Stanley Kubrick’s Eyes Wide Shut
Tom Cruise was weird on that Letterman (I think) show in which he walked on the couch and laughed way too enthusiastically at the smallest hint of humour by his host. Could have been Jay Leno. I can’t quite remember. Notwithstanding this odd behaviour and his affiliation with a rather bizarre religious cult, Cruise was absolutely brilliant in his role as a doctor who has accidently stumbled on some of the satanic and unaccountabale activites of a super government which seems not to be subjected to the legislative authority of the government of the United States or, indeed, to any other legitimate governing body.

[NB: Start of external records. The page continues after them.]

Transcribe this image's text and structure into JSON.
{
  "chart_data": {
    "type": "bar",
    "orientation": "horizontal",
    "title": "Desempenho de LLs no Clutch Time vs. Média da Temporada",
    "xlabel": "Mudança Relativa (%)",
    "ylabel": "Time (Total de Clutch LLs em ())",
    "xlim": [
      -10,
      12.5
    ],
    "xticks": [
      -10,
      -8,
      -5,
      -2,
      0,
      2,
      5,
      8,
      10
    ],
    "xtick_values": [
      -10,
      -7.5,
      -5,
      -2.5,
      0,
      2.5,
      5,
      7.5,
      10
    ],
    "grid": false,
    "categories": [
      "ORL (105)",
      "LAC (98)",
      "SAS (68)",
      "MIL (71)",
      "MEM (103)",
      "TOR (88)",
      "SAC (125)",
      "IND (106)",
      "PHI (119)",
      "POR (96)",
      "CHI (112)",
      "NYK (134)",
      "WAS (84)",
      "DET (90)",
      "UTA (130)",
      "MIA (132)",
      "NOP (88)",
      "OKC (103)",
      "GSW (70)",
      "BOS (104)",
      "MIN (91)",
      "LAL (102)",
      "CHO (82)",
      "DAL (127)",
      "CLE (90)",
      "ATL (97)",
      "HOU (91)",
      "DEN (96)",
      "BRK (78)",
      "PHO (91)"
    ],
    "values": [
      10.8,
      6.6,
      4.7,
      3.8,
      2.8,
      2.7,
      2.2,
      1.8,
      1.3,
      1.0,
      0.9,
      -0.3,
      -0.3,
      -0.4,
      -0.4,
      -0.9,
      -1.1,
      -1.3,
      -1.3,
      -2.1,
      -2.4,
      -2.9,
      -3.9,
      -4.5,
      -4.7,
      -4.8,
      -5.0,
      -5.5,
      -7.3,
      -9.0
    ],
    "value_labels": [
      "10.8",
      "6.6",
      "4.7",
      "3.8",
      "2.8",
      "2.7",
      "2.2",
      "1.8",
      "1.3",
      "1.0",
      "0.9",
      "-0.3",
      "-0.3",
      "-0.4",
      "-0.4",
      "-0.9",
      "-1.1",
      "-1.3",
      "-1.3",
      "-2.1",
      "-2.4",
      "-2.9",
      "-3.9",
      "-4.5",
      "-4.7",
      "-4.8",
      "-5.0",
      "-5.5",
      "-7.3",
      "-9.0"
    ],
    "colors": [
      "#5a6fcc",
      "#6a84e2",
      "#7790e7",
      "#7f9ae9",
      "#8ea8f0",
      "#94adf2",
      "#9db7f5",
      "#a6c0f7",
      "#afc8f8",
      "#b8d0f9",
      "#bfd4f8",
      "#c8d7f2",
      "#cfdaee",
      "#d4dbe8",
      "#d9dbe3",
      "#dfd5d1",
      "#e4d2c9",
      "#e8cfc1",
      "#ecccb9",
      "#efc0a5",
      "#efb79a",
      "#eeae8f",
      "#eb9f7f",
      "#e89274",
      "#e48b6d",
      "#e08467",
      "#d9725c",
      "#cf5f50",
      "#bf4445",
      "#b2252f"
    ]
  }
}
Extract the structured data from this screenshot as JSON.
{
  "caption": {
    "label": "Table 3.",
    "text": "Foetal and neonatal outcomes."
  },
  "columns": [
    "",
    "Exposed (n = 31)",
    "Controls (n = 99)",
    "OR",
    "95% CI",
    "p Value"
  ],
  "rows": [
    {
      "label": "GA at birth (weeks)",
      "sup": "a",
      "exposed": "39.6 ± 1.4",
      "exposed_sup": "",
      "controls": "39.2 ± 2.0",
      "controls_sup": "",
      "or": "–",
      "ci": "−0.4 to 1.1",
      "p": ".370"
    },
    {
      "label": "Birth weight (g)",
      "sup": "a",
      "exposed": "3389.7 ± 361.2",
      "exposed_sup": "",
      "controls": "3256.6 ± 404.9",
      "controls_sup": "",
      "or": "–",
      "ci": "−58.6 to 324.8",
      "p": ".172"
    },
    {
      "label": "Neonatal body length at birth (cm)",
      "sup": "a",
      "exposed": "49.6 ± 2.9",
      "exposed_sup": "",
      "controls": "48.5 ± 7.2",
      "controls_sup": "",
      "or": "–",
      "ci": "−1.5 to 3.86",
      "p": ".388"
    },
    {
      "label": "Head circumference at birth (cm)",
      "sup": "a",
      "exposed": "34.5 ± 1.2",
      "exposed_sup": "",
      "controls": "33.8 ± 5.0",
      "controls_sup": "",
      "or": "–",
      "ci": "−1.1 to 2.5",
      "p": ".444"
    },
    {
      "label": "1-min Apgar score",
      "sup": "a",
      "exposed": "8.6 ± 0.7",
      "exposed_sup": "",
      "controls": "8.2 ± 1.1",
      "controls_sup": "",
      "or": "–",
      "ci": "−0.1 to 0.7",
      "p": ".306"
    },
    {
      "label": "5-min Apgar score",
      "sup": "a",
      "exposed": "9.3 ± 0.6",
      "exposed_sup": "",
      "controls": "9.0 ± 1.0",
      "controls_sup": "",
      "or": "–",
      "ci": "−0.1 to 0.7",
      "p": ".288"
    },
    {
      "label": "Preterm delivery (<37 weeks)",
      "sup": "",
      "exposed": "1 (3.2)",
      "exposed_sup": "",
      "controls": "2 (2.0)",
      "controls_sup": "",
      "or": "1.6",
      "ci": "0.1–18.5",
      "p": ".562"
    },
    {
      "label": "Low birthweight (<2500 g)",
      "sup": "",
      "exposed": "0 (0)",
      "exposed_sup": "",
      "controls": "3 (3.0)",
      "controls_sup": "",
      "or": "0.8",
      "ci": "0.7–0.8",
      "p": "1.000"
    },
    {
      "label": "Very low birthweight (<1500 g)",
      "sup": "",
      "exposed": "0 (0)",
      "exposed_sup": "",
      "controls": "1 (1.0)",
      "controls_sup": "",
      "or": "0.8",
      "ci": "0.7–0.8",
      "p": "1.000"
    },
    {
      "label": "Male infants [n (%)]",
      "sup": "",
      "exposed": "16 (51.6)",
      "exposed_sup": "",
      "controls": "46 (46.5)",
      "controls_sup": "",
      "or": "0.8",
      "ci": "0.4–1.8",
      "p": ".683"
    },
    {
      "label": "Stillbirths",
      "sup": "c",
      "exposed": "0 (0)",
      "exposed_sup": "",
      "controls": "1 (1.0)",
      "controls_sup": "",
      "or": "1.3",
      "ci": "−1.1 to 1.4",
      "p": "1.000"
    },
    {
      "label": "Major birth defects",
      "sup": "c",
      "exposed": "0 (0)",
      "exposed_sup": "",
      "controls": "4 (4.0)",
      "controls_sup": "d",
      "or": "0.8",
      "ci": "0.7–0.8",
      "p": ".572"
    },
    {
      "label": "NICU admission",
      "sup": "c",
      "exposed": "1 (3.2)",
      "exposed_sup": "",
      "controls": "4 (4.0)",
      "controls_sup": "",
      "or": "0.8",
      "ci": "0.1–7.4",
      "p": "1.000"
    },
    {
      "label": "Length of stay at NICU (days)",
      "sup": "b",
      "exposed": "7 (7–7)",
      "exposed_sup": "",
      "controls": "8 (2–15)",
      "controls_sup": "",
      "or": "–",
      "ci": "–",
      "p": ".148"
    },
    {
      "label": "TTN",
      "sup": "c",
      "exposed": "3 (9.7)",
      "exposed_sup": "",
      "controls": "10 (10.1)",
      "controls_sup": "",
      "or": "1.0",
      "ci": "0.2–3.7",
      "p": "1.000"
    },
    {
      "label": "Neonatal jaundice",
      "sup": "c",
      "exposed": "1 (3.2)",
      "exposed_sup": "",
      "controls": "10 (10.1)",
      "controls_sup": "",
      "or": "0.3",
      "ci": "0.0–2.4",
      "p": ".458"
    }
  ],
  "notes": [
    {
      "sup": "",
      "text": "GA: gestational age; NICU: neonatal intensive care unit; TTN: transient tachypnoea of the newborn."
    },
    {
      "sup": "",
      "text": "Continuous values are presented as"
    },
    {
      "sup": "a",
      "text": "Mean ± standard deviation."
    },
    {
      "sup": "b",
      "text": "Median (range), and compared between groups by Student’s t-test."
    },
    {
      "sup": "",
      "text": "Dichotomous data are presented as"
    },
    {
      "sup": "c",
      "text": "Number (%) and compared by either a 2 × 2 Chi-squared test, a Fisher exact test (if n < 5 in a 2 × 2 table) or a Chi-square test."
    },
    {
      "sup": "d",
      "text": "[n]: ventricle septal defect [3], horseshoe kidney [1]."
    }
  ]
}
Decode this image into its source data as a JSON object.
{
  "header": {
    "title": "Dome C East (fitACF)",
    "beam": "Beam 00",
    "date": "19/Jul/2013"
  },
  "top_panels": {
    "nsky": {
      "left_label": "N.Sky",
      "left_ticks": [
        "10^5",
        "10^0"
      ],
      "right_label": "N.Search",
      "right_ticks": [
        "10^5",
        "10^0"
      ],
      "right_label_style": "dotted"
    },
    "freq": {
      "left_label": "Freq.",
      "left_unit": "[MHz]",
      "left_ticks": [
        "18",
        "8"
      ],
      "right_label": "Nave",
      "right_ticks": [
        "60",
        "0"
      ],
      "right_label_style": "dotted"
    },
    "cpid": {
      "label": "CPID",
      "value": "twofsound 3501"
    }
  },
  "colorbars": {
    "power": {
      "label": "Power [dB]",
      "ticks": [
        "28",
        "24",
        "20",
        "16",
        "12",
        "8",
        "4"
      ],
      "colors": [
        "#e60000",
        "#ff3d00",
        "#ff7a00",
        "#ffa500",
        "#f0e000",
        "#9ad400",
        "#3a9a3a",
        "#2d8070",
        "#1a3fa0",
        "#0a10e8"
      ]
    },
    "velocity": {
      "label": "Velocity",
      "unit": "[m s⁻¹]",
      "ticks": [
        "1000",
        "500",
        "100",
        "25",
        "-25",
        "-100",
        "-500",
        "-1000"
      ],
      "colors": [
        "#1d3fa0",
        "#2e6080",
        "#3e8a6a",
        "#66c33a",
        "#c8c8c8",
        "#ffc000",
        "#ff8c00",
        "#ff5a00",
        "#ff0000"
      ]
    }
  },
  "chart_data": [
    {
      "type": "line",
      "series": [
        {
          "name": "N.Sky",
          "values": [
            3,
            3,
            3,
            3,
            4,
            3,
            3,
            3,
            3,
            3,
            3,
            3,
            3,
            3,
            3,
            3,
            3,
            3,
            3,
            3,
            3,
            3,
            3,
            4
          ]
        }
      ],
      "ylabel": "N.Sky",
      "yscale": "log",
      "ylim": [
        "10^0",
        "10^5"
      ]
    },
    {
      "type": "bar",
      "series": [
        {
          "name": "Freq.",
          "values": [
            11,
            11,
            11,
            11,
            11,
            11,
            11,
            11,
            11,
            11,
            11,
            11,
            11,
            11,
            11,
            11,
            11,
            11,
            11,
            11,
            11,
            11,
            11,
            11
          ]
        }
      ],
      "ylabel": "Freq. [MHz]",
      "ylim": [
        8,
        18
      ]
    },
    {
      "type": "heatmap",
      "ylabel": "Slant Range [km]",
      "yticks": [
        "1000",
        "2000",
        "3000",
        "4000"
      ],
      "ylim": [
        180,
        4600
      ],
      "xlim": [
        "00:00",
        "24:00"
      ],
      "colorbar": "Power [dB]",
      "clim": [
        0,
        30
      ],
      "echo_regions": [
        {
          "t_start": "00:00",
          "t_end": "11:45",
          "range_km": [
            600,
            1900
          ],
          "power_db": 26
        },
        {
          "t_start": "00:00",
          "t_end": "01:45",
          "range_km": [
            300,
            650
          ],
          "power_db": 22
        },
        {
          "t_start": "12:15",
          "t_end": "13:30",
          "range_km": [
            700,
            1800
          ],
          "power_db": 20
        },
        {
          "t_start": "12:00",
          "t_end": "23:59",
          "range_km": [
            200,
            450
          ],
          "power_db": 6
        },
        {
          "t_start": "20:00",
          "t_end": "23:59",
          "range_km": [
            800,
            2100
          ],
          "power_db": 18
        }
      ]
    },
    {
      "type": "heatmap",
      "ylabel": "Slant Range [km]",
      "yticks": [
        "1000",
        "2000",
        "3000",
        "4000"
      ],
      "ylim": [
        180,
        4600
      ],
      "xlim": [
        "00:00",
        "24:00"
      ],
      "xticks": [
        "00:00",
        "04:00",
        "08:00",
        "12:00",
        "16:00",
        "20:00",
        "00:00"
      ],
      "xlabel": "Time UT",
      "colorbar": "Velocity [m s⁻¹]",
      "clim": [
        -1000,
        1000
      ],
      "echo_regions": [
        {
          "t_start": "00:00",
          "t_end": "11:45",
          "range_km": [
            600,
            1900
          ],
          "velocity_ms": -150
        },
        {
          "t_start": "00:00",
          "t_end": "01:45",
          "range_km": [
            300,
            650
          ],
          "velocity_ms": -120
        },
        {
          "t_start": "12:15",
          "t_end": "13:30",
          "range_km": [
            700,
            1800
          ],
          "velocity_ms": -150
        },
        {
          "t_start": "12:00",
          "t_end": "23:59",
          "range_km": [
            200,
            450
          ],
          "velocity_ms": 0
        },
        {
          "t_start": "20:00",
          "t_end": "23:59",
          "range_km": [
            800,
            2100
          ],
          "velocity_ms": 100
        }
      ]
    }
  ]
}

Cruise’s character seems initially interested in somehow exposing this satanic entity, but after being warned off by a stranger in a Rolls Royce, and having his wife, (played by real-life wife, Nicole Kidman) and child threatened, he eventually decides that they will let it lie and he and his wife resolutely thank “their lucky stars” that they have managed to escape the wrath of this singularly evil organization. The suspicious deaths of two of their acquaintances no doubt hurried the realization of this eventual accommodation.
This film was obviously Kubrick’s last attempt to warn the world about an existence of a world super government, but it can just as easily serve as a propaganda piece and warning to others not to try to confront the elitist groups whose members somehow have the notion that they are the special people whose legacy is to control and rule the rest of the human population, and by so doing continually direct fantastic amounts of wealth into their own coffers. As the doctor, played by Cruise finds out, it is extremely dangerous and perhaps even suicidal to try to confront these people, but without those who try, future generations will be lost to the whims of a satanic cult led by an appointed anti-Christ-like figure, and there will be no going back as the world’s most powerful military forces will be under the complete control of this super government. As my book publisher once commented to me when I was advising him of the HIV-AIDs, Federal Reserve and Global Warming hoaxes: “They kill people, you know.”
Update
I wrote the above brief review of Kubrick’s Eyes Wide Shut about two hours ago. I’ve been mulling over Kubrick’s intentions for a couple of hours and now believe that the film was most likely conceived and developed as a warning to anyone who might get up enough courage to confront the secret government.
In almost all good-versus-evil type major productions from Hollywood the good guys either win or leave the viewer with the sense that even though a battle with evil may have been won by the bad guys, they have at least by their sacrifices left in place the eventuality of a victory by the forces of good over evil.
In Eyes Wide Shut Cruise’s charcter and his wife both conclude the film by deciding that they are no match for the sinister forces which they have accidentally encountered, and that further curiousity and interference would eventually lead to their deaths, and that they should thank their lucky stars for having survived.
And this seems to be the moral of the story, just as the note handed to Cruise by that stranger in the Rolls Royce. Paraphrased, it read: “Stay out of it for your own good. To try to interfere is useless. You are lucky to be alive.”
And it is not possible to escape the reality that this is also the main message of the film and the intention of the producers and financiers, who are, afterall, just the same old gang of moguls who have been controlling Hollywood since day one.
So whatever Kubrick was trying to tell us, his film will continue to be seen on television and it will continue to scare the bejesus out of anyone who has the guts to confront the supreme elite globalists who own all of the publishing companies and other media and who think they own the earth and that the rest of us are just serfs working for them.
Postscript
Turns out it was the Oprah show on which Tom Cruise jumped around on the couch and acted as though he was high on something–which I highly doubt. Lucky I have my own blog as editors would have quickly admonished me for suggesting it was the Letterman or Leno show, and not having the professionalism to at least google: Cruise acts weird on talk show.